Si elle n'est pas pour la vidéosurveillance dans les abattoirs, cette "marcheuse" voit comme "un manque" l'absence d'interdiction du glyphosate dans le texte, sujet qu'elle n'a "pas envie de laisser passer" pour ne pas se "mordre les doigts".
Cosignataire d'un amendement pour une interdiction dans trois ans avec des dérogations possibles sur deux ans, ce qui "respecte les engagements du président", Sandrine Le Feur veut croire qu'elle et le rapporteur n'ont "pas vraiment" une vision différente sur cet herbicide.
S'il avait déposé un amendement en commission posant le principe de l'interdiction avec des dérogations, le rapporteur ne l'a pas redéposé pour l'hémicycle.
Avec son collègue de la Creuse, la Finistérienne assure qu'ils "échangent régulièrement" et sont "complémentaires sur d'autres sujets".
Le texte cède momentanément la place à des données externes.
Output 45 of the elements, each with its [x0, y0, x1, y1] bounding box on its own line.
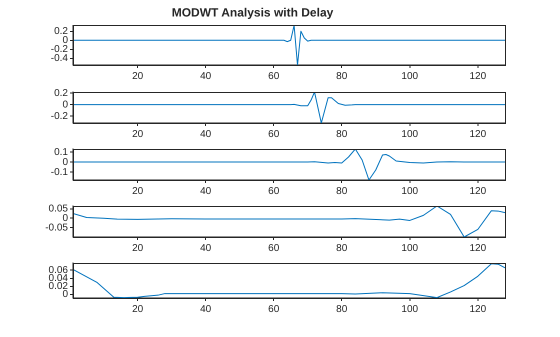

"On n'a pas tout à fait le même angle" mais "on n'est pas si différents", abonde l'éleveur. Dans le Massif Central, bio et agriculture conventionnelle "se rapprochent" et de toute façon, "on n'est pas là pour opposer les agricultures et les modèles agricoles", tranche-t-il.
A ceux qui pourraient lui reprocher d'être juge et partie sur ce texte, l'élu répond avoir "évidemment un prisme d'éleveur" mais être "capable de prendre du recul", quitte à être taxé quasiment de trahison au bénéfice de la grande distribution par la FNSEA.
Chef de file des élus communistes, l'auvergnat André Chassaigne, salue "une personnalité attachante", dont le "vécu de paysan éleveur lui confère une vraie légitimité, des convictions", mais se demande si c'est "par naïveté qu'il se dit convaincu par les mesures".